Towards the end, the baby was super low (I carried her really low all through the end of my pregnancy--part of the reason why I never got super huge) and I started feeling like I needed to push when I was only 8 cm. You have to get to 10 cm before you can push. I wanted to die. I thought the baby would never, ever come. The hardest part was very close to 10 cm, when my body started trying to push almost involuntarily. At that point it's hard not to push, and hurts a lot if you can't. The midwife was helping bring my cervix around the baby's head so I could start pushing, and that combined with the contractions was the most difficult, painful part of it all. I had moments of control and moments where I'd break down, saying I couldn't do it. 

Childbirth is not glamorous.

At last I got to push, and pushed for maybe 30 minutes. One advantage to going natural is that the pushing stage goes much more quickly and efficiently. They offered me the mirror, and offered to let me touch the baby's head when she was almost out. I didn't really want any of it. I couldn't handle a single other thing at that moment. 

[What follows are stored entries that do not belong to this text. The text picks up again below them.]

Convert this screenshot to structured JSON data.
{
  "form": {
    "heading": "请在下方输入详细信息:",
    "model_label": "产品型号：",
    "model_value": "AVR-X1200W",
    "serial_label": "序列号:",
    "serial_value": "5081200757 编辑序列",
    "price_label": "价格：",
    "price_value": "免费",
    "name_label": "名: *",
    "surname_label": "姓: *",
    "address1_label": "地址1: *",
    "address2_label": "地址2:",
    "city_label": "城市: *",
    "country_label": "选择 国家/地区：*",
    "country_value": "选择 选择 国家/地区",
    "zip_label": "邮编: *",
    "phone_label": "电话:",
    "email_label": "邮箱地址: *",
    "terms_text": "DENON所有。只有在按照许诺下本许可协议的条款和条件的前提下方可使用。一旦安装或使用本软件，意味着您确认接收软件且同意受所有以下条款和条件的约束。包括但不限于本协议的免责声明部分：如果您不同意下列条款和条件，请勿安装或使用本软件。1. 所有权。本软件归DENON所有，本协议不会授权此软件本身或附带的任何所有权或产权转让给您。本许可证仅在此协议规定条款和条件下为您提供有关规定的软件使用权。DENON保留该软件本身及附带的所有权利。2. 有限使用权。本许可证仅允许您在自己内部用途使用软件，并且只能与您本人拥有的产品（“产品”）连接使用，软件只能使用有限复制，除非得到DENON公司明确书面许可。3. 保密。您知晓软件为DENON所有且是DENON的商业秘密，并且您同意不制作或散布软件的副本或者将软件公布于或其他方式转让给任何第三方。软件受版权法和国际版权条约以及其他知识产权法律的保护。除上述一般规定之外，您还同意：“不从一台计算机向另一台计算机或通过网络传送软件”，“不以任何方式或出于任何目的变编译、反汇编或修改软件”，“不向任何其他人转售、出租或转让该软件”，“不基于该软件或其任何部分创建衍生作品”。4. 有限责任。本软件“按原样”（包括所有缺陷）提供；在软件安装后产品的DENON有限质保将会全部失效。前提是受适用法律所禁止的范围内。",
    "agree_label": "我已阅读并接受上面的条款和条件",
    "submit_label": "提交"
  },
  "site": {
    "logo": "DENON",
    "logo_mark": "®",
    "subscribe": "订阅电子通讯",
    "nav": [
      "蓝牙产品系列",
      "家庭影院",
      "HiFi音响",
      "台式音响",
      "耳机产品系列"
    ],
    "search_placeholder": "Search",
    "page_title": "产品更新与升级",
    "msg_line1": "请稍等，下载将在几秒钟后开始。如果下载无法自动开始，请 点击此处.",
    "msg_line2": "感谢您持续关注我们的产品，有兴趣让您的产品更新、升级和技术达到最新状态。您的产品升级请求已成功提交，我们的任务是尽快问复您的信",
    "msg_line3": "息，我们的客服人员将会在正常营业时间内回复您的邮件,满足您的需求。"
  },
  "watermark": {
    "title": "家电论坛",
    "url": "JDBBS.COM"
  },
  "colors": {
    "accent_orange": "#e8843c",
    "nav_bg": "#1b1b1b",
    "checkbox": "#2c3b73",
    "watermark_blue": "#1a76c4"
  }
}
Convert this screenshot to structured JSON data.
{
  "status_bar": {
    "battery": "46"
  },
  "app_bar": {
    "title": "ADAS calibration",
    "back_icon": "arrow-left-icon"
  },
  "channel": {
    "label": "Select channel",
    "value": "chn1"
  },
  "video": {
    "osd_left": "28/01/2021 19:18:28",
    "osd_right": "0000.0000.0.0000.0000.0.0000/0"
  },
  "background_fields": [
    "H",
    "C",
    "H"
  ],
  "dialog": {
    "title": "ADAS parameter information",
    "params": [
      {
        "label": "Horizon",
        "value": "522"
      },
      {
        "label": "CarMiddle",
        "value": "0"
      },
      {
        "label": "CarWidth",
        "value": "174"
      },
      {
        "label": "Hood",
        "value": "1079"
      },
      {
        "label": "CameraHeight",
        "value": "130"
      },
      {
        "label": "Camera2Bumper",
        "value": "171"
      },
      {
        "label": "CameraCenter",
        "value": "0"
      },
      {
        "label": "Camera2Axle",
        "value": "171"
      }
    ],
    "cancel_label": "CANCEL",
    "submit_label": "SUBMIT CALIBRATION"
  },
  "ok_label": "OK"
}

And then, suddenly there was a crying baby on my chest. Isaac's first words were, "She's perfect." She really was. I'd spent a long time trying to prepare him for how babies look when they are first born--puffy, purple, covered with blood and white cheesy stuff, cone-headed, etc. She was none of that somehow. She had this adorable head of hair and was pink and absolutely beautiful. They let me hold her there on my chest for a long time, while I got stitched and cleaned up, and I just kept thanking the midwife and my nurse and Isaac profusely for their help. And the relief was profound and complete. I wasn't in pain anymore, and here was this beautiful, perfect baby in my arms.

I once heard someone say that "delivery" is a very apt term for childbirth. It is a delivery from the discomforts of pregnancy. It is a delivery from the overwhelming pain of labor. And it is a special delivery from heaven you could say (with 9 1/2 month shipping) as a precious new spirit meets her parents. 

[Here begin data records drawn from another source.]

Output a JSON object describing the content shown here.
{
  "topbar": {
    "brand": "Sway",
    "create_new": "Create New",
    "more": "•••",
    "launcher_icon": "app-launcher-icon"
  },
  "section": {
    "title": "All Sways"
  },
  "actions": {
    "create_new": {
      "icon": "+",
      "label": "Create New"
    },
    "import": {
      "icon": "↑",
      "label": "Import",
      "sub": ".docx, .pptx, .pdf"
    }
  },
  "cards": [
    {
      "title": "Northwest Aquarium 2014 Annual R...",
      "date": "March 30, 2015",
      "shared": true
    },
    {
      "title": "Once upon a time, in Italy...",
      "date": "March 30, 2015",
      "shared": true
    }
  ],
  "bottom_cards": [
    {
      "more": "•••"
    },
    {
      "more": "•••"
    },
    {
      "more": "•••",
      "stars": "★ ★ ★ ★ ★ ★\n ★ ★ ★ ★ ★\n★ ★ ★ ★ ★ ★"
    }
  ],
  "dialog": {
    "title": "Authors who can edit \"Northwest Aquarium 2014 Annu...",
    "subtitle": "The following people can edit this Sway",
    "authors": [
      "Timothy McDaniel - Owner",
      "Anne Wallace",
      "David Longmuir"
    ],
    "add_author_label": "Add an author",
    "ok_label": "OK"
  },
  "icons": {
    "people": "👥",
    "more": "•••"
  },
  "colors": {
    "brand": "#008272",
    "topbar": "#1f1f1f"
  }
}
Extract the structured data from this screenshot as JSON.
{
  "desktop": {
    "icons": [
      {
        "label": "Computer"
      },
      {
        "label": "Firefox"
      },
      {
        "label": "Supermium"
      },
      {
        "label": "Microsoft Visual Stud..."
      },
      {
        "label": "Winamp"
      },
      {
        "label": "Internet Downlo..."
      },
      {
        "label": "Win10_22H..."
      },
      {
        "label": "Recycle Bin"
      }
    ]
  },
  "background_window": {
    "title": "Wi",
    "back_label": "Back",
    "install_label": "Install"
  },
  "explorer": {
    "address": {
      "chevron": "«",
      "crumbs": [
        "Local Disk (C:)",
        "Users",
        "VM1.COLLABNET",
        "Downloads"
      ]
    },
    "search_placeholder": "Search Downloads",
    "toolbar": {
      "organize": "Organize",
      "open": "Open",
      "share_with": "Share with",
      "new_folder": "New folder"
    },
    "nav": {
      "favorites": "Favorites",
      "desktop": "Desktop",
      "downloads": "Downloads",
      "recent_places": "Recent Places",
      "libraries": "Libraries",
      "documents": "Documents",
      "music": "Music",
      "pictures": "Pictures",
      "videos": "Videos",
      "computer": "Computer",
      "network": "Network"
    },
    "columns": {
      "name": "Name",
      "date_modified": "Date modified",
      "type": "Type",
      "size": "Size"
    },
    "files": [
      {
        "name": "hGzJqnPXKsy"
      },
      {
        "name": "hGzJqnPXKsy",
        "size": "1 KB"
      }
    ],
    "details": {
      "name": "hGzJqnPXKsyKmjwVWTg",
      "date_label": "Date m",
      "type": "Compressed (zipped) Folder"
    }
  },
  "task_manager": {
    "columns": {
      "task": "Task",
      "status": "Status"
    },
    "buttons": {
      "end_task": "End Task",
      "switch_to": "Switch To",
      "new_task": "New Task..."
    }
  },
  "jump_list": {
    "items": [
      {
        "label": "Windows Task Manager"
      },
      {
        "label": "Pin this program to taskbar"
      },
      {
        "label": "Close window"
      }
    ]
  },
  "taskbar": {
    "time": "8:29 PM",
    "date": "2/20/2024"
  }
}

It was a tender mercy that Mary came when she did, before my mom had to go back to AZ. Not only did she get to meet her grandma, but grandma also saved us all by cleaning the apartment, going grocery shopping, and cooking meals when we got back from the hospital. Thanks, Mom!

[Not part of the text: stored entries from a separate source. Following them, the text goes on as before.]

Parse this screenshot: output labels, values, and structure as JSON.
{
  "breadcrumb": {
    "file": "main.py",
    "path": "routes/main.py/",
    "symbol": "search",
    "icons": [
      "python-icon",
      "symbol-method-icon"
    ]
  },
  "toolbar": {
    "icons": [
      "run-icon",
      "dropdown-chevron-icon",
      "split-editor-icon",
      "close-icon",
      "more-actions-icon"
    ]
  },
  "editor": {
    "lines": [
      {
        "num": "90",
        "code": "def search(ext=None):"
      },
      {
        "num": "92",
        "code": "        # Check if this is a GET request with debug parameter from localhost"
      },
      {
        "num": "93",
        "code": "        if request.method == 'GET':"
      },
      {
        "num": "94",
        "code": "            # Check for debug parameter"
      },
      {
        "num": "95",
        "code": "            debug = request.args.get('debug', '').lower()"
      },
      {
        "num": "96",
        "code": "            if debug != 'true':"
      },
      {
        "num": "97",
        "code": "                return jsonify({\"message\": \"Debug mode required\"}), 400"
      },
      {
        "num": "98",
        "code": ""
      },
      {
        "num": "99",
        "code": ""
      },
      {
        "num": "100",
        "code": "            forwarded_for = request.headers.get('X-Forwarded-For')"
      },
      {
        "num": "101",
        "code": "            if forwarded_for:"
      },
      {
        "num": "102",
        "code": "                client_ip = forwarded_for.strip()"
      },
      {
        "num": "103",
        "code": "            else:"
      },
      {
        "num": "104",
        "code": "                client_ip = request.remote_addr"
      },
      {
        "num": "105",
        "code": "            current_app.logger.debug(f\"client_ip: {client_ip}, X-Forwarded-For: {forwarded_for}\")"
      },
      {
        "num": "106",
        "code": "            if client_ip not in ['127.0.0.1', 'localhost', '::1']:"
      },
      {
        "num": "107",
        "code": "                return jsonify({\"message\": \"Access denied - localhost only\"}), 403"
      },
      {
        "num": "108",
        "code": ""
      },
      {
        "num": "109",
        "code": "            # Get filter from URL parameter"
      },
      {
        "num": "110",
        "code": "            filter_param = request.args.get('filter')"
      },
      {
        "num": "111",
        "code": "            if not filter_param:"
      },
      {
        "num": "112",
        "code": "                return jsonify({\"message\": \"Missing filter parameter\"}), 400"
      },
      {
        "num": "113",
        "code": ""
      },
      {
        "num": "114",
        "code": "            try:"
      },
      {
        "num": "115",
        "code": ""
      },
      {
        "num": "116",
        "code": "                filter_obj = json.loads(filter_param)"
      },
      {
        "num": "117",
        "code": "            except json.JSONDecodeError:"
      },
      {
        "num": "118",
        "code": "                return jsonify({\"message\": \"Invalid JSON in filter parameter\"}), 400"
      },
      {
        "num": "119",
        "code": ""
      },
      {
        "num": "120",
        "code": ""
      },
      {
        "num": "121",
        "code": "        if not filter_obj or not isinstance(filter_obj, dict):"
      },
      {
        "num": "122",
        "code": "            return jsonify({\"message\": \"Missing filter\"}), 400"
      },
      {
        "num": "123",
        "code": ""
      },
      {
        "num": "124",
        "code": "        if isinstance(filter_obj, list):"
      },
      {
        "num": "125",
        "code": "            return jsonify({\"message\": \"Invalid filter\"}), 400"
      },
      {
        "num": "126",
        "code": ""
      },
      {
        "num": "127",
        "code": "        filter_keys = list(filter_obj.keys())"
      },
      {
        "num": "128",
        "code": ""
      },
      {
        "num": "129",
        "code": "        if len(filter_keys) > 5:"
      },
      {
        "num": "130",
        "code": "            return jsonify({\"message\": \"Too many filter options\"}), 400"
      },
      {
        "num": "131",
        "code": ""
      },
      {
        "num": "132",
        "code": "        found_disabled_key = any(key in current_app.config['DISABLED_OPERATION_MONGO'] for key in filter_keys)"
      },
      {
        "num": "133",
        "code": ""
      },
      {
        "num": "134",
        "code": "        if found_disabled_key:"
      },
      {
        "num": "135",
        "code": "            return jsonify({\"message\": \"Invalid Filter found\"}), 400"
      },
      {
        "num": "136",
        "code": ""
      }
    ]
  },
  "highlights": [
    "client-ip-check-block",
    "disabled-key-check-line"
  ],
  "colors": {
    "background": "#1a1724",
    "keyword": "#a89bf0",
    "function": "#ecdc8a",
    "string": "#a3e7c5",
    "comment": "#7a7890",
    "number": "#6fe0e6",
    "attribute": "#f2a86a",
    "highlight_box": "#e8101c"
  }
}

Thus ended one of the most miserable weekends of my life, and thus began the strangest and yet the best Christmas of my life, spent in the hospital with my new family of 3. (And my awesome mom.)  

In triage, waiting to get admitted

My "total relaxation" pose. I spent the majority of labor like this.

Our first family picture

Best Christmas present ever.
The adorable hat was compliments of a hospital volunteer.